O duplo papel do Paquistão

Azedado pela descoberta de que Osama bin Laden vivia há 7 anos na militarizada cidade paquistanesa de Abbottabad, a apenas uma centena de quilômetros da capital Islamabad, e pela incursão americana ao reduto do líder terrorista, sem aviso prévio nem consulta ao governo do país, ainda assim o casamento de conveniência entre os Estados Unidos e o Paquistão não será desfeito. Prova disso foram as recentes manifestações oficiais de parte a parte.

, O Estado de S.Paulo

10 Maio 2011 | 00h00

Ontem, no seu primeiro pronunciamento sobre a façanha americana, o primeiro-ministro paquistanês, Yousuf Raza Gilani, acusou os EUA de "violação da soberania nacional" e classificou como "absurdas" as acusações do diretor da CIA, Leon Panetta, de que o seu governo ou esteve acumpliciado com o chefe da Al-Qaeda ou foi incompetente para encontrá-lo. Mas Gilani disse também que os Estados Unidos continuam como aliado-chave de seu país e, mais importante, anunciou a abertura de uma investigação sobre a presença de Bin Laden no país.

Foi o que exigiu o presidente Barack Obama numa entrevista a uma emissora de TV, levada ao ar domingo. "Bin Laden deve ter tido alguma rede de apoio" no país, apontou, constatando o óbvio. Apenas deixou aberta a possibilidade de que a rede possa ter sido integrada por pessoas "de fora" do governo. De seu lado, porém, o assessor de Segurança Nacional dos EUA, Tom Donilon, disse, também em entrevistas, não haver provas de que as autoridades paquistanesas conhecessem o paradeiro de Bin Laden.

Aparentemente fazendo a sua parte no que seria uma política de morde-e-assopra em relação ao país islâmico, Donilon preferiu enfatizar a sua condição de "parceiro essencial" no combate à Al-Qaeda. Numa passagem amplamente destacada pela imprensa de Karachi, ele lembrou que "mais terroristas morreram e foram capturados no Paquistão do que em qualquer outro lugar no mundo". Isso é tão sabido quanto o antiamericanismo que lavra no país e as simpatias pelo fundamentalismo islâmico de parcelas da população e de setores das elites políticas, militares e dos serviços de informação - a começar do afamado ISI.

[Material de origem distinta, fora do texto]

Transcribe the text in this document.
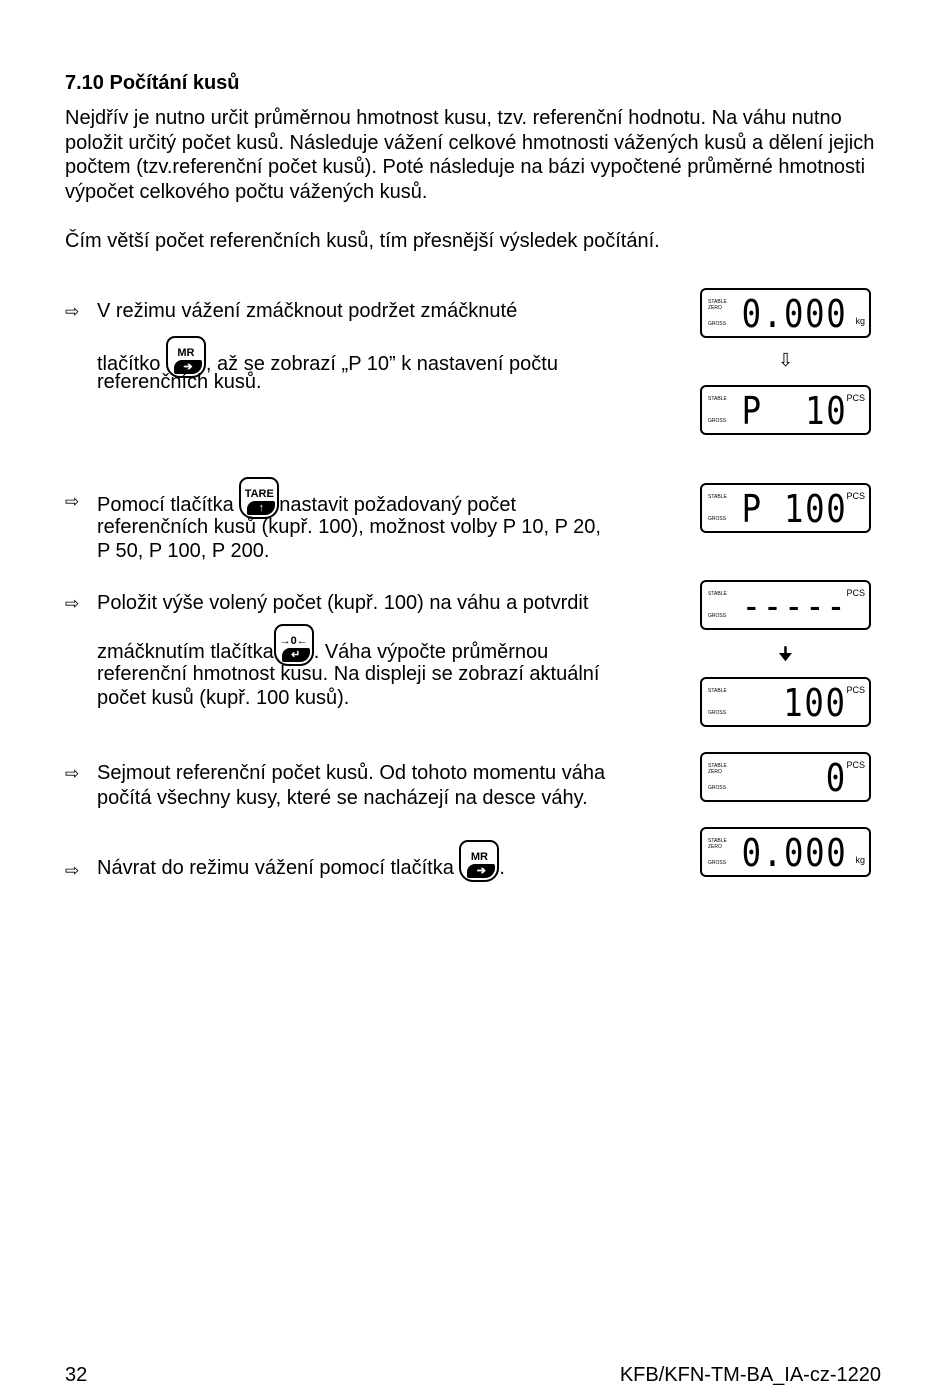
7.10 Počítání kusů

Nejdřív je nutno určit průměrnou hmotnost kusu, tzv. referenční hodnotu. Na váhu nutno položit určitý počet kusů. Následuje vážení celkové hmotnosti vážených kusů a dělení jejich počtem (tzv.referenční počet kusů). Poté následuje na bázi vypočtené průměrné hmotnosti výpočet celkového počtu vážených kusů.

Čím větší počet referenčních kusů, tím přesnější výsledek počítání.

⇨ V režimu vážení zmáčknout podržet zmáčknuté
tlačítko	MR
➔ , až se zobrazí „P 10” k nastavení počtu
referenčních kusů.
⇨ Pomocí tlačítka TARE
↑ nastavit požadovaný počet
referenčních kusů (kupř. 100), možnost volby P 10, P 20,
P 50, P 100, P 200.
⇨ Položit výše volený počet (kupř. 100) na váhu a potvrdit
zmáčknutím tlačítka →0←
↵ . Váha výpočte průměrnou
referenční hmotnost kusu. Na displeji se zobrazí aktuální
počet kusů (kupř. 100 kusů).
⇨ Sejmout referenční počet kusů. Od tohoto momentu váha
počítá všechny kusy, které se nacházejí na desce váhy.
⇨ Návrat do režimu vážení pomocí tlačítka	MR
➔ .
STABLE
ZERO
GROSS 0.000 kg
⇩
STABLE
GROSS P  10 PCS
STABLE
GROSS P 100 PCS
STABLE
GROSS ----- PCS
🠋
STABLE
GROSS 100 PCS
STABLE
ZERO
GROSS	0 PCS
STABLE
ZERO
GROSS 0.000 kg
32	KFB/KFN-TM-BA_IA-cz-1220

Suspeitos de facilitar o ir e vir de jihadistas pelas regiões de fronteira com o Afeganistão, funcionários de diversos escalões do organismo civil-militar decerto deram também cobertura a Bin Laden, quando ele decidiu procurar um abrigo mais seguro do que os seus esconderijos no território afegão, teoricamente ao alcance das mais de 100 mil tropas estrangeiras ali acantonadas, com recursos bélicos de alta tecnologia. Qualquer outra explicação é inverossímil. "O ISI é um patrimônio nacional e tem o apoio integral do governo", viu-se obrigado a rebater o primeiro-ministro Gilani, de quem o Exército é fiador, ressaltando a contribuição da agência para a campanha contra o terrorismo.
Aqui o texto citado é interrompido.